Material and methods. One hundred patients (age 57.3±8.9 years) were examined by general clinical methods. The study included patients with a history of myocardial infarction for more than 6 months and up to 2 years from the date of the event. Genetic testing was performed by polymerase chain reaction in real mode. The study material was venous blood of patients with coronary heart disease, PIC. Echocardiography was done for the evaluation of diastolic function in all patients.

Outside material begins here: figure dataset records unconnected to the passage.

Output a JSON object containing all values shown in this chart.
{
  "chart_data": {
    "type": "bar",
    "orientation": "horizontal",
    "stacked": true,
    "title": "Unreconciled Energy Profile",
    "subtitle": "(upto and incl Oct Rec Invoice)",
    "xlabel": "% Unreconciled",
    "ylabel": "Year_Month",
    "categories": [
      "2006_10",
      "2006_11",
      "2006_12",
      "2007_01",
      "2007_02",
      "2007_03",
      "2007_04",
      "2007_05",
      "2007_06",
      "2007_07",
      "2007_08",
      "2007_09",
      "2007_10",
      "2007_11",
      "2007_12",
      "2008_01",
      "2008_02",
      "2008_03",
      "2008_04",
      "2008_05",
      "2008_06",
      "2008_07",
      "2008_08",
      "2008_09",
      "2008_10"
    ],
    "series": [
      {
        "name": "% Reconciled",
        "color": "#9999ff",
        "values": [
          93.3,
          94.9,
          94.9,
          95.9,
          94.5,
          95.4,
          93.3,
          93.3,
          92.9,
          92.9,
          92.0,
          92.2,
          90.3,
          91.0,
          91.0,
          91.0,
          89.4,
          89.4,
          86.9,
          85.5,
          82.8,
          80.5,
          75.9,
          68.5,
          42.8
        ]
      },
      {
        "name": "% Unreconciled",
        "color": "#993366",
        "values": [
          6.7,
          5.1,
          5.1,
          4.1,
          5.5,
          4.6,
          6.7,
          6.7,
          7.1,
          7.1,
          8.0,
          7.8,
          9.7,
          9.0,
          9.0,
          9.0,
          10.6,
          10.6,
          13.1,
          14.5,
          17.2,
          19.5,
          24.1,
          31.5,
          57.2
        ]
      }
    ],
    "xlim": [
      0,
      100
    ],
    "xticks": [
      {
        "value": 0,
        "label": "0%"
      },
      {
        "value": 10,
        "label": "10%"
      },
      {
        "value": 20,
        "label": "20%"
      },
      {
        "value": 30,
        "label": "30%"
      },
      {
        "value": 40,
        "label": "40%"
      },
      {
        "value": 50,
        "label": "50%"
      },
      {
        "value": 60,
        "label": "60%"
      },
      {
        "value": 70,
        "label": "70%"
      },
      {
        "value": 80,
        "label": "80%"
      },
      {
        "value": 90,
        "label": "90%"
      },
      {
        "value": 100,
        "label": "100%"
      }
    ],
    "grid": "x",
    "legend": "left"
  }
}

Results. The E wave velocity parameters were higher among patients with TT + TC genotype compared to the data of patients with CC genotype. The wave-velocity parameters A were higher, and DT was longer in patients with CC variant of the genotype compared to the TT + TC variant of the aldosterone synthase gene polymorphism, which indicates a greater frequency of LV relaxation disturbance in patients with CC variant of polymorphism compared to TT + TC variant of the genotype. The indices of higher diastolic LV diastolic pressure, an increase in its preload (E/E´, AR) were higher in the group of patients with TT and TC, a variant of aldosterone synthase gene polymorphism. The patients with TT + TC variant of polymorphism more often encountered more severe forms of LV diastolic dysfunction (pseudonormalization, restriction) compared with the data of patients with a variant of polymorphism of the aldosterone synthase gene (P<0.0001), which indicates a more severe course of the disease in these patients. Conclusion. The risk of developing more severe forms of diastolic LV dysfunction in patients with TT + TC genotype CYP11B2 is higher, compared to the CC genotype in patients with IHD, PIC.